One client who put all developers through the TDD course reported, after only about 4-6 months, that their latest release was the least defective release they had delivered in many years.  One developer said that a single trivial unit test had saved him from including a defect that would have crippled one high-end (i.e., $$$$) client, and he felt that disciplined TDD had likely saved him his job.

And by reflecting upon merely two of my own longer-term product development efforts that utilized XP, I can think of three cases where TDD+pairing+CI saved or made the organization a significant amount of money (at least $ 1/2 mil/year). Due to the malleability and maintainability of the software, our teams were able to accept a surprising, radical "mini Black Swan" user-story which:
  1. Opened up an entirely new market in a non-English-speaking country.
  2. Allowed doctors to more efficiently use our emergency-oriented software in their routine, day-to-day operations.
  3. Allowed a handful of highly-paid specialists to regain over 60% of their work-week that was previously spent manually transforming and re-entering patient data.

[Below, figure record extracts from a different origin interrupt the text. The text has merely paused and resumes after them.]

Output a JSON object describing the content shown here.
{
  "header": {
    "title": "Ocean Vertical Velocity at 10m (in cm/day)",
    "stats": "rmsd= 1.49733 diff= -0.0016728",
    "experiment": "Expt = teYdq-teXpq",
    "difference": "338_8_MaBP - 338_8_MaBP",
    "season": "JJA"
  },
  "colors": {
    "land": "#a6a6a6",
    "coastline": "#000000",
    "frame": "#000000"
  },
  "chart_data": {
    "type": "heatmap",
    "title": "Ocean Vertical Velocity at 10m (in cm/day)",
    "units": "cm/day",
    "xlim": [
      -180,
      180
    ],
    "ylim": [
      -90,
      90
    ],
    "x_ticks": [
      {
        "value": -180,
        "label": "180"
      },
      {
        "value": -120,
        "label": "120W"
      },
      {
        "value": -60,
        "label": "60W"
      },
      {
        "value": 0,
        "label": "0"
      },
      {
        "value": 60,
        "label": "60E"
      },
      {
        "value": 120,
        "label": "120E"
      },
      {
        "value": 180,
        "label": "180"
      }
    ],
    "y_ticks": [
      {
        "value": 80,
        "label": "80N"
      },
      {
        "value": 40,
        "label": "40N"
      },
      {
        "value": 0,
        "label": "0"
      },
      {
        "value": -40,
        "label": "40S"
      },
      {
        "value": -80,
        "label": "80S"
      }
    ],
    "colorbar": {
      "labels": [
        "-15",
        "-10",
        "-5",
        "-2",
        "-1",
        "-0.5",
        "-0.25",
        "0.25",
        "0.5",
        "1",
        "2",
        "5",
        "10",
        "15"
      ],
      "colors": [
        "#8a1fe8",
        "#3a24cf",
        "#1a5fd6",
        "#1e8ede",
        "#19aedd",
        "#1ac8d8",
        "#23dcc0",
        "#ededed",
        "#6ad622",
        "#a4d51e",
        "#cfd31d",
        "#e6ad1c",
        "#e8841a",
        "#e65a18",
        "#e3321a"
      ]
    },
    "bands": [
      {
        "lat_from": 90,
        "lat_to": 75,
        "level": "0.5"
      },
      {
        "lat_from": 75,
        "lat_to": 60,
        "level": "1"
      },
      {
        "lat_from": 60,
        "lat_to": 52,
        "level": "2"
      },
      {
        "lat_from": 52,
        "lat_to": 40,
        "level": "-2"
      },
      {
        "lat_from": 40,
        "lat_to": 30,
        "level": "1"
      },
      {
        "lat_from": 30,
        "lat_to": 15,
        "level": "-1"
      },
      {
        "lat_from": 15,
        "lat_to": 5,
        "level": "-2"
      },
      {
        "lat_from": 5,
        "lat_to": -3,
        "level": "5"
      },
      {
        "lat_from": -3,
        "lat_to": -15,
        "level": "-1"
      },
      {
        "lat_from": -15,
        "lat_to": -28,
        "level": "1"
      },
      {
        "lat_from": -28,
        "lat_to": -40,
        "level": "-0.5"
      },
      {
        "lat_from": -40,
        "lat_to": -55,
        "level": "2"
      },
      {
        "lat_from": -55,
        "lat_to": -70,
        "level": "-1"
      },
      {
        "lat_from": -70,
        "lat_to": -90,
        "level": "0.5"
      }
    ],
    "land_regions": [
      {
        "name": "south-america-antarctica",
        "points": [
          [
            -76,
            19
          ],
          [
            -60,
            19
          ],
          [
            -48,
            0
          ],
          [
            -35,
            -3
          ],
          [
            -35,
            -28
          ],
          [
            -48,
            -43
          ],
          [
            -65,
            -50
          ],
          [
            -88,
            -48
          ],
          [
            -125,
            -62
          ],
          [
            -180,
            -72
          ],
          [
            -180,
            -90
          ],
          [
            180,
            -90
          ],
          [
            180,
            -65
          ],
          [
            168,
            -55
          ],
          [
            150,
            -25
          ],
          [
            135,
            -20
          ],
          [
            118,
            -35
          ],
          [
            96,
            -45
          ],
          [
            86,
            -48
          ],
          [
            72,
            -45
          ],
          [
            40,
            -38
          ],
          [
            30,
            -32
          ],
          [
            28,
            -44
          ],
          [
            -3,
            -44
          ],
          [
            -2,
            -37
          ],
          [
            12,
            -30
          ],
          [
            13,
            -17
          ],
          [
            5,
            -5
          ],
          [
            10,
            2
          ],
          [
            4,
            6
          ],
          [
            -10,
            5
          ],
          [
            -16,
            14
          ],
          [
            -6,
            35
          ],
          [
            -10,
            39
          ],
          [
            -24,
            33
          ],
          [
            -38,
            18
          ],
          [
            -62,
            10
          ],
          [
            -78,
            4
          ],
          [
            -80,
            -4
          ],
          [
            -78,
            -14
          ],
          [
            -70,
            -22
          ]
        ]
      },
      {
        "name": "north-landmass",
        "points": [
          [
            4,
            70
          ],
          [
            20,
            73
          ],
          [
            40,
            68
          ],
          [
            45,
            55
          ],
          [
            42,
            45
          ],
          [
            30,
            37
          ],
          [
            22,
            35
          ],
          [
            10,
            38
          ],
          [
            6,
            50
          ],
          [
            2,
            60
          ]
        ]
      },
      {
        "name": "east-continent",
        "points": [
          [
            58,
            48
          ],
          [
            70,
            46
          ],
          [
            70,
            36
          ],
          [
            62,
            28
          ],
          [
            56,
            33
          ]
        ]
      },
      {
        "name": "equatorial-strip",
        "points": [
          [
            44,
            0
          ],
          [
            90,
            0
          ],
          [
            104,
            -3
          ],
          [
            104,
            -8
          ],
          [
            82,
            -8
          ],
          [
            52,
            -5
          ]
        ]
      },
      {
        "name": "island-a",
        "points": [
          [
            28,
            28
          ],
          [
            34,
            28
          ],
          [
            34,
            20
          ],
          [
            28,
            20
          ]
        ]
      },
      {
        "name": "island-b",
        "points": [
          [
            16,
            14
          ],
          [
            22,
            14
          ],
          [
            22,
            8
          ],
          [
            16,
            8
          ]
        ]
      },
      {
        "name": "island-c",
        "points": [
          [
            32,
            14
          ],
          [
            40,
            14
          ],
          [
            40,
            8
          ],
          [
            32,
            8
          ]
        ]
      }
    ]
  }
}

Each of those events was a surprise triple-win (for the customer, the organization, and the team), and each occurred within 6 months of adopting CI, TDD, and pairing.

If these disciplines reap benefits after such short periods of time, then the accrual of technical debt is only appropriate where the product can be written "in a garage" in a matter of days, and an upgrade will never be necessary.  Such products may exist, and they may even be quite useful and profitable (e.g., perhaps a smart-phone app).  I've never been involved in such a product's development, obviously because there would be no need for my kind of training and coaching.  But if I were called in to help develop one of these from scratch, would I still begin with good Agile engineering practices?  Yes!  Because I do not know what the future holds for that product, and I'd want to build in quality and maintainability, just in case we had built The Next Big Thing.